15.10.2025
Deutschland-China: Chinesische Christen finden ihren Platz in Deutschland
Chinesische Christen engagieren sich zunehmend auch in Deutschland. Viele stehen dem „Forum für Mission unter Chinesen“ nahe. IDEA-Redakteur Daniel Scholaster stellt das Netzwerk vor.
(IDEA) Auf der Internationalen Automobilausstellung (IAA) in München stehen sie zwischen glänzenden Autos und neugierigen Besuchern: Chinesische Christen verteilen Bibeln und evangelistische Literatur, teilweise gemeinsam mit deutschen Christen. Dabei hilft ihnen das „Forum für Mission unter Chinesen“ (FMC) mit Sitz in Hannover. Dessen Geschäftsführer Jens Peter Lux berichtet von einer Vielzahl chinesischer Bibelkreise und Gemeinden, die sich heute über das ganze Land verteilen. Die Arbeit reicht von Literaturangeboten über Seminare und Tagungen bis hin zur Vermittlung von Kontakten zu chinesischen Gemeinden. Ein zentrales Arbeitsfeld ist die Betreuung chinesischer Studenten, von denen viele in Deutschland erstmals mit dem christlichen Glauben in Berührung kommen. Auf der Internetseite des Forums gibt es eine Übersicht chinesischer Gemeinden in Deutschland. Die erste Generation stammte von chinesischstämmigen Flüchtlingen ab, die in den 70er Jahren während des Vietnamkriegs von Vietnam nach Deutschland geflohen waren. Außerdem gab es in dieser Zeit bereits einzelne Studenten und Geschäftsleute aus Taiwan und Hongkong. Seit den 80er Jahren kamen dann immer mehr Studenten und Akademiker aus der Volksrepublik China.

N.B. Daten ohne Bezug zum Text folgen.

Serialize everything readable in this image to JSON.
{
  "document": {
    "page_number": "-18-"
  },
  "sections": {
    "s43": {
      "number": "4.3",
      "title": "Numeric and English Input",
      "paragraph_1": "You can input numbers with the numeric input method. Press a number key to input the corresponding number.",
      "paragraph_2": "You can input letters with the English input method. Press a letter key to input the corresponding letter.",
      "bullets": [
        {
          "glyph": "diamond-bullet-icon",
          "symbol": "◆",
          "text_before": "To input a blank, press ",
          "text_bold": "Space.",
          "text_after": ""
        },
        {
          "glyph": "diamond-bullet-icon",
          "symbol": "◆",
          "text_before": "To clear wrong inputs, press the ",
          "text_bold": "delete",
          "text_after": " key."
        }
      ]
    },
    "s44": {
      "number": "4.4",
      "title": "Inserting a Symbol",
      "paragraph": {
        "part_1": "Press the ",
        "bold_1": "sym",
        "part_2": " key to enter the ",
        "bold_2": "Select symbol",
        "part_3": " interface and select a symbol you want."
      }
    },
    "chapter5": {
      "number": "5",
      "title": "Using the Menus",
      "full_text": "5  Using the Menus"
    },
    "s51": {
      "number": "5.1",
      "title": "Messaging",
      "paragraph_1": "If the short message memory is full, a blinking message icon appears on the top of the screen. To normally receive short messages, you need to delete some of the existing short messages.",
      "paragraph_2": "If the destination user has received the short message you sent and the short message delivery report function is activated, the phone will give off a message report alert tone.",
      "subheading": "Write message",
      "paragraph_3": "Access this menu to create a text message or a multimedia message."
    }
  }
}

3.000 bis 4.000 chinesische Evangelikale halten sich zum FMC
Chinesische Christen leben heute vor allem in Universitätsstädten und Ballungsräumen. Lux nennt Heidelberg, Göttingen, Hannover und kleinere Orte wie Bad Sooden-Allendorf, wo internationale Hochschulkooperationen viele Studenten anziehen. Auch in Hamburg hat sich die „Chinesische Christliche Gemeinde“ zu einer größeren Gemeinschaft mit rund 90 Mitgliedern und etwa 120 Gottesdienstbesuchern entwickelt. Heute zählt das Forum rund 3.000 bis 4.000 Christen in Deutschland – bei schätzungsweise 200.000 Chinesen in Deutschland. Im Netzwerk arbeiten vor allem klassisch evangelikale Gemeinden mit, während Katholiken oder Pfingstler meist eigenständig organisiert sind. Das Forum berät Christen, die den Kontakt zu Chinesen suchen, und unterstützt sie darin, sensibel und respektvoll auf kulturelle Unterschiede einzugehen. Neben Studenten gehören auch chinesische Frauen, die mit deutschen Männern verheiratet sind, zur Zielgruppe. Viele fühlen sich einsam und sind dankbar für Kontakte zu chinesischen und deutschen Gemeinden. Das Forum bietet für jede Zielgruppe passende chinesische Literatur an, um das Evangelium zu vermitteln.
Zwischen den Welten
Lux beobachtet, dass sich viele chinesische Kinder und Jugendliche der einheimischen Kultur annähern. „Sie besuchen die chinesischen Gottesdienste, aber sie fühlen sich zunehmend deutsch“, erklärt er. Daraus erwachsen neue Herausforderungen für die Jugendarbeit. Deshalb hat der 57-Jährige selbst begonnen, „mich auf meine alten Tage in der Jugendarbeit einzubringen“. Chinesische Jugendliche seien grundsätzlich offen für deutschsprachige Angebote wie ein regelmäßig stattfindendes Jungscharcamp, zu dem 120 bis 130 Jugendliche zusammenkommen. Sie nehmen auch am deutschen Bibelunterricht teil und stellen Fragen zur deutschen Kultur. Lux sieht darin ein Potenzial für die Gemeinden: „Sie können durch die internationalen Besucher selbst wachsen und sich stärken.“ Die Vernetzung trägt zunehmend Früchte: Im Jahr 2024 trafen sich 25 chinesische Missionare beim „German Chinese Co-Worker Meeting“ (Deutsch-chinesisches Mitarbeitertreffen) in Bad Blankenburg. „An der gleichen Stelle war 1896 ein Foto aufgenommen worden, auf dem der China-Missionar Hudson Taylor im Kreis der damaligen Leiter der Evangelischen Allianz steht“, wie Lux mit Begeisterung erzählt. Es sei beeindruckend, zu sehen, wie sich die Arbeit unter Chinesen seit damals entwickelt habe.